By Bjarni R. Einarsson 2018-07-26, 01:31

TLS (a.k.a. SSL) is an important technology for protecting the privacy of your communication on the web, using advanced mathematics to both scramble the messages (to prevent eavesdropping) and verify the identity of who you are communicating with.

There are three ways to use TLS encryption with a PageKite connected website. They are:

1. Automatic .pagekite.me, .testing.is and .302.is encryption
2. Self-signed TLS certificates
3. Commercial TLS certificates

Each of these has its own pros and cons, all of which are described in more detail below.

Note: This page discusses encryption using the PageKite Service. If you are running your own front-end, check the Technical manual instead.

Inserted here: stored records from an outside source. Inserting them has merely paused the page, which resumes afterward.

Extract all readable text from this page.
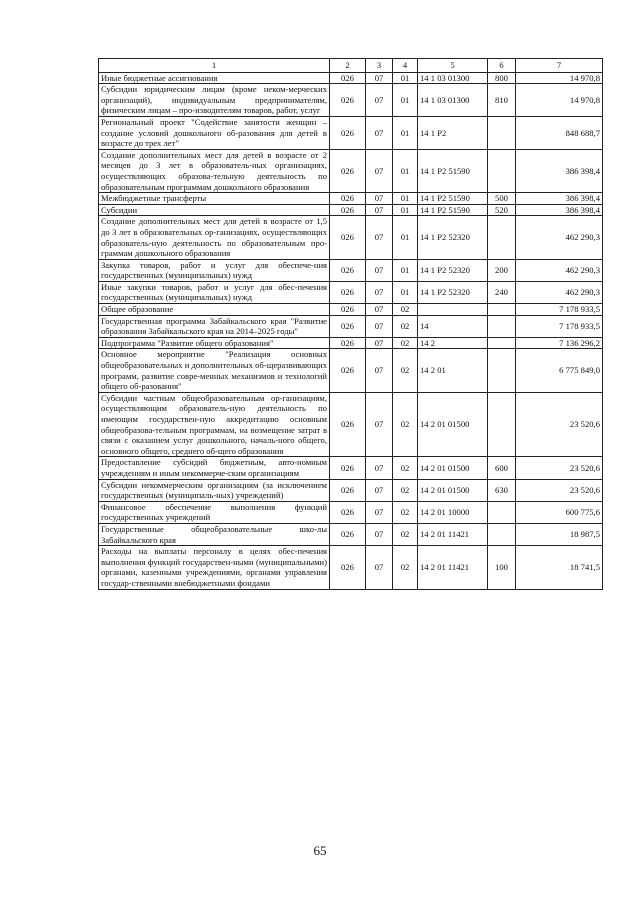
1	2	3	4	5	6	7
Иные бюджетные ассигнования	026	07	01	14 1 03 01300	800	14 970,8
Субсидии юридическим лицам (кроме неком-мерческих организаций), индивидуальным предпринимателям, физическим лицам – про-изводителям товаров, работ, услуг	026	07	01	14 1 03 01300	810	14 970,8
Региональный проект "Содействие занятости женщин – создание условий дошкольного об-разования для детей в возрасте до трех лет"	026	07	01	14 1 P2		848 688,7
Создание дополнительных мест для детей в возрасте от 2 месяцев до 3 лет в образователь-ных организациях, осуществляющих образова-тельную деятельность по образовательным программам дошкольного образования	026	07	01	14 1 P2 51590		386 398,4
Межбюджетные трансферты	026	07	01	14 1 P2 51590	500	386 398,4
Субсидии	026	07	01	14 1 P2 51590	520	386 398,4
Создание дополнительных мест для детей в возрасте от 1,5 до 3 лет в образовательных ор-ганизациях, осуществляющих образователь-ную деятельность по образовательным про-граммам дошкольного образования	026	07	01	14 1 P2 52320		462 290,3
Закупка товаров, работ и услуг для обеспече-ния государственных (муниципальных) нужд	026	07	01	14 1 P2 52320	200	462 290,3
Иные закупки товаров, работ и услуг для обес-печения государственных (муниципальных) нужд	026	07	01	14 1 P2 52320	240	462 290,3
Общее образование	026	07	02			7 178 933,5
Государственная программа Забайкальского края "Развитие образования Забайкальского края на 2014–2025 годы"	026	07	02	14		7 178 933,5
Подпрограмма "Развитие общего образования"	026	07	02	14 2		7 136 296,2
Основное мероприятие "Реализация основных общеобразовательных и дополнительных об-щеразвивающих программ, развитие совре-менных механизмов и технологий общего об-разования"	026	07	02	14 2 01		6 775 849,0
Субсидии частным общеобразовательным ор-ганизациям, осуществляющим образователь-ную деятельность по имеющим государствен-ную аккредитацию основным общеобразова-тельным программам, на возмещение затрат в связи с оказанием услуг дошкольного, началь-ного общего, основного общего, среднего об-щего образования	026	07	02	14 2 01 01500		23 520,6
Предоставление субсидий бюджетным, авто-номным учреждениям и иным некоммерче-ским организациям	026	07	02	14 2 01 01500	600	23 520,6
Субсидии некоммерческим организациям (за исключением государственных (муниципаль-ных) учреждений)	026	07	02	14 2 01 01500	630	23 520,6
Финансовое обеспечение выполнения функций государственных учреждений	026	07	02	14 2 01 10000		600 775,6
Государственные общеобразовательные шко-лы Забайкальского края	026	07	02	14 2 01 11421		18 987,5
Расходы на выплаты персоналу в целях обес-печения выполнения функций государствен-ными (муниципальными) органами, казенными учреждениями, органами управления государ-ственными внебюджетными фондами	026	07	02	14 2 01 11421	100	18 741,5
65
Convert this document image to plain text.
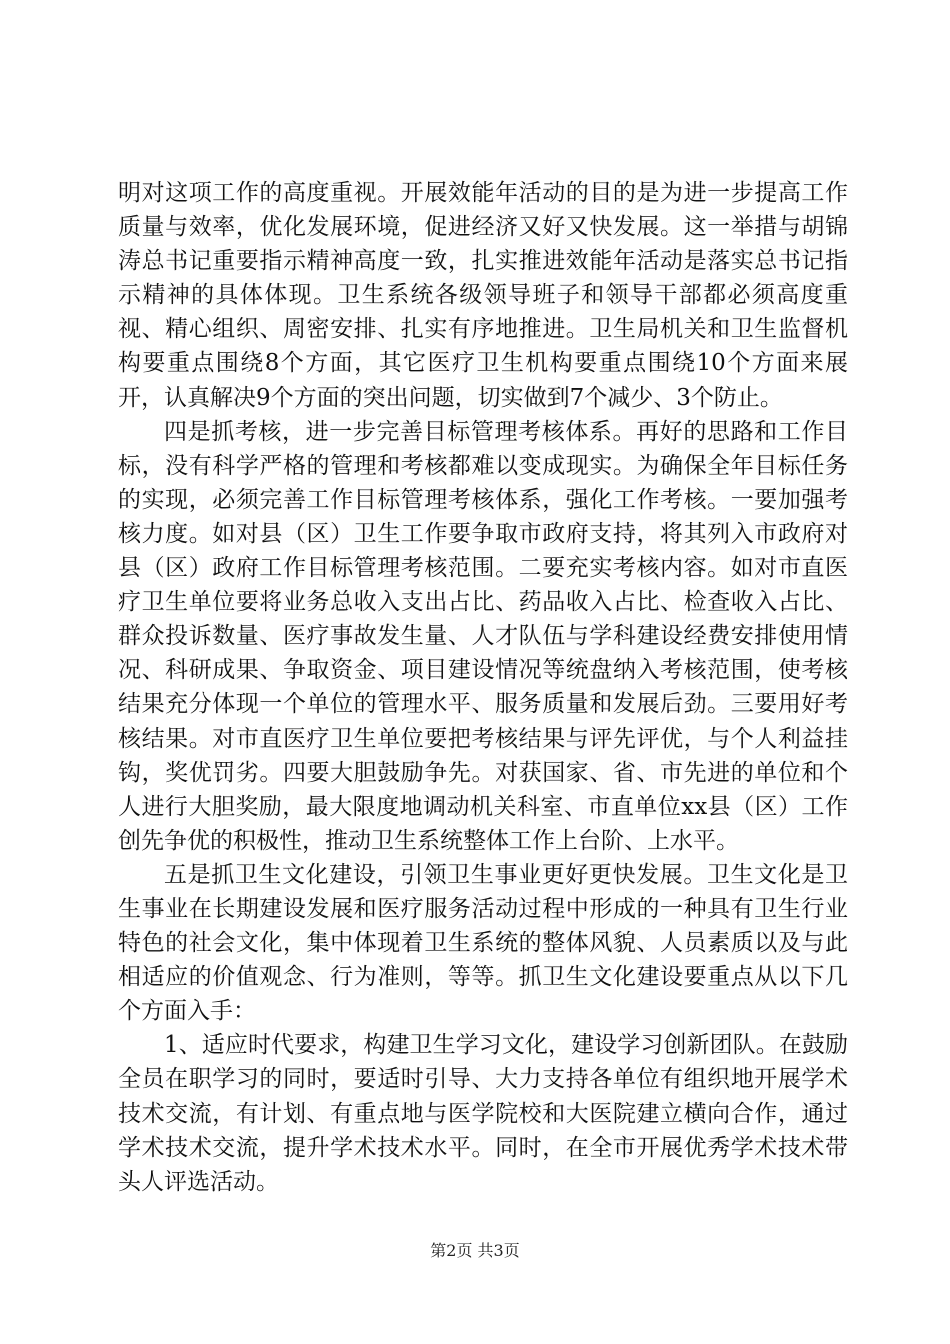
明对这项工作的高度重视。开展效能年活动的目的是为进一步提高工作质量与效率，优化发展环境，促进经济又好又快发展。这一举措与胡锦涛总书记重要指示精神高度一致，扎实推进效能年活动是落实总书记指示精神的具体体现。卫生系统各级领导班子和领导干部都必须高度重视、精心组织、周密安排、扎实有序地推进。卫生局机关和卫生监督机构要重点围绕8个方面，其它医疗卫生机构要重点围绕10个方面来展开，认真解决9个方面的突出问题，切实做到7个减少、3个防止。

四是抓考核，进一步完善目标管理考核体系。再好的思路和工作目标，没有科学严格的管理和考核都难以变成现实。为确保全年目标任务的实现，必须完善工作目标管理考核体系，强化工作考核。一要加强考核力度。如对县（区）卫生工作要争取市政府支持，将其列入市政府对县（区）政府工作目标管理考核范围。二要充实考核内容。如对市直医疗卫生单位要将业务总收入支出占比、药品收入占比、检查收入占比、群众投诉数量、医疗事故发生量、人才队伍与学科建设经费安排使用情况、科研成果、争取资金、项目建设情况等统盘纳入考核范围，使考核结果充分体现一个单位的管理水平、服务质量和发展后劲。三要用好考核结果。对市直医疗卫生单位要把考核结果与评先评优，与个人利益挂钩，奖优罚劣。四要大胆鼓励争先。对获国家、省、市先进的单位和个人进行大胆奖励，最大限度地调动机关科室、市直单位xx县（区）工作创先争优的积极性，推动卫生系统整体工作上台阶、上水平。

五是抓卫生文化建设，引领卫生事业更好更快发展。卫生文化是卫生事业在长期建设发展和医疗服务活动过程中形成的一种具有卫生行业特色的社会文化，集中体现着卫生系统的整体风貌、人员素质以及与此相适应的价值观念、行为准则，等等。抓卫生文化建设要重点从以下几个方面入手：

1、适应时代要求，构建卫生学习文化，建设学习创新团队。在鼓励全员在职学习的同时，要适时引导、大力支持各单位有组织地开展学术技术交流，有计划、有重点地与医学院校和大医院建立横向合作，通过学术技术交流，提升学术技术水平。同时，在全市开展优秀学术技术带头人评选活动。

第2页 共3页
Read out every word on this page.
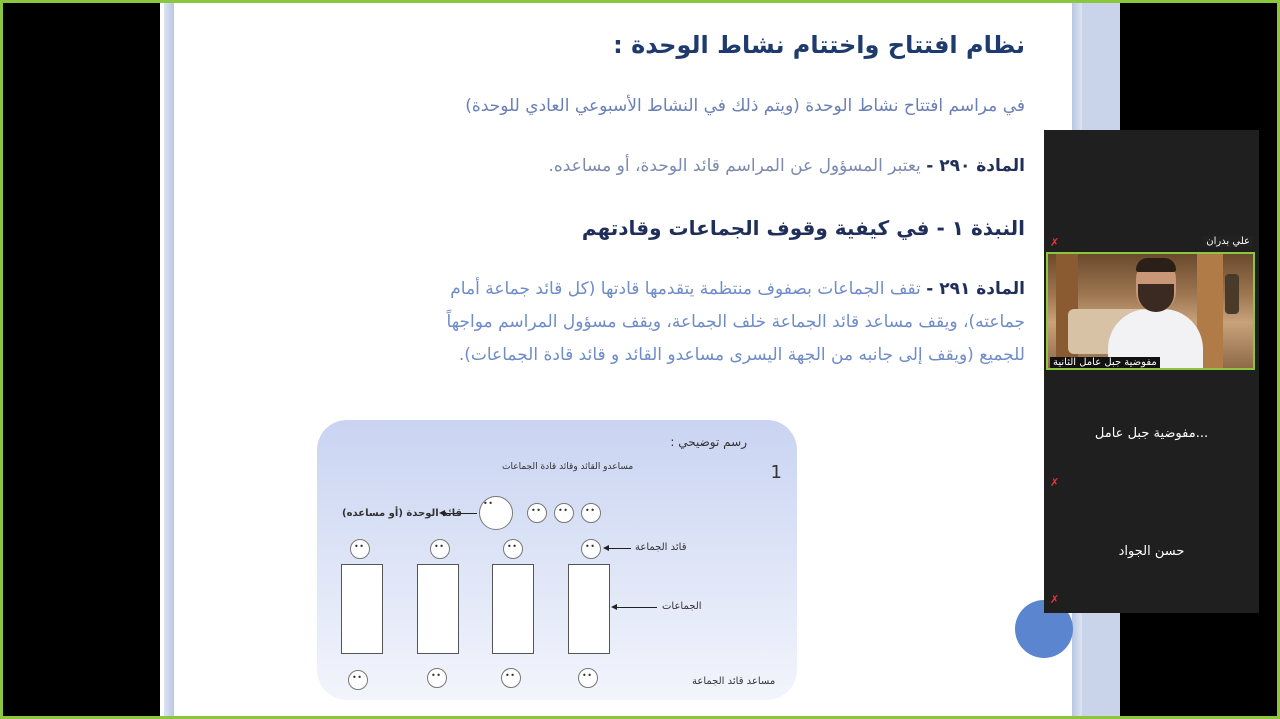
نظام افتتاح واختتام نشاط الوحدة :
في مراسم افتتاح نشاط الوحدة (ويتم ذلك في النشاط الأسبوعي العادي للوحدة)
المادة ٢٩٠ - يعتبر المسؤول عن المراسم قائد الوحدة، أو مساعده.
النبذة ١ - في كيفية وقوف الجماعات وقادتهم
المادة ٢٩١ - تقف الجماعات بصفوف منتظمة يتقدمها قادتها (كل قائد جماعة أمام
جماعته)، ويقف مساعد قائد الجماعة خلف الجماعة، ويقف مسؤول المراسم مواجهاً
للجميع (ويقف إلى جانبه من الجهة اليسرى مساعدو القائد و قائد قادة الجماعات).
رسم توضيحي :
1
مساعدو القائد وقائد قادة الجماعات
• •
• •
• •
• •
قائد الوحدة (أو مساعده)
• •
• •
• •
• •
قائد الجماعة
الجماعات
• •
• •
• •
• •
مساعد قائد الجماعة
✗	علي بدران
مفوضية جبل عامل الثانية
...مفوضية جبل عامل
✗
حسن الجواد
✗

1. Automatic .pagekite.me, .testing.is and .302.is encryption

At a glance:

• Zero configuration
• Compatible with all modern browsers
• Moderate security

The PageKite Service provides automatic TLS support for pagekites with names (domains) ending in .pagekite.me, .testing.is or .302.is (the latter two are only available to subscription customers).

Thus if your PageKite is http://user.pagekite.me/, you can enable encryption simply by using the HTTPS protocol prefix when linking to your page, like so: https://user.pagekite.me/.

This feature is automatic, is included with all PageKite accounts, and is compatible with all browsers with a recently updated list of official Certificate Authorities. Note that you do not need to define an https back-end in your pagekite.py configuration for this to work, it is automatically enabled for the default http back-end.

This feature is primarily useful for those who wish to prevent casual eavesdropping, such as might occur on shared networks in schools, internet cafés or at conferences.

There are a few limitations though, which you should be aware of:

• For maximum security, you should ensure that your PageKite tunnel (the connection between pagekite.py and our front-ends) must also be encrypted. This is the default.
• Your communication could be intercepted by pagekite.net employees, law enforcement or hackers who have compromised our systems (we do our best to make sure this does not happen).
• The encryption does not work correctly for subdomain kites, like subdomain.user.pagekite.me (any name with more than two dots will not work).
• Automatic encryption does not work with CNAME pagekites.

2. Self-signed TLS certificates

At a glance:

• Maximum security
• Modern browsers only
• Website visitors must approve a security exception

Self-signed TLS certificates provide the same encryption capabilities as other certificates, but depending on how they are used they can be either the most secure type of certificate, or the least secure.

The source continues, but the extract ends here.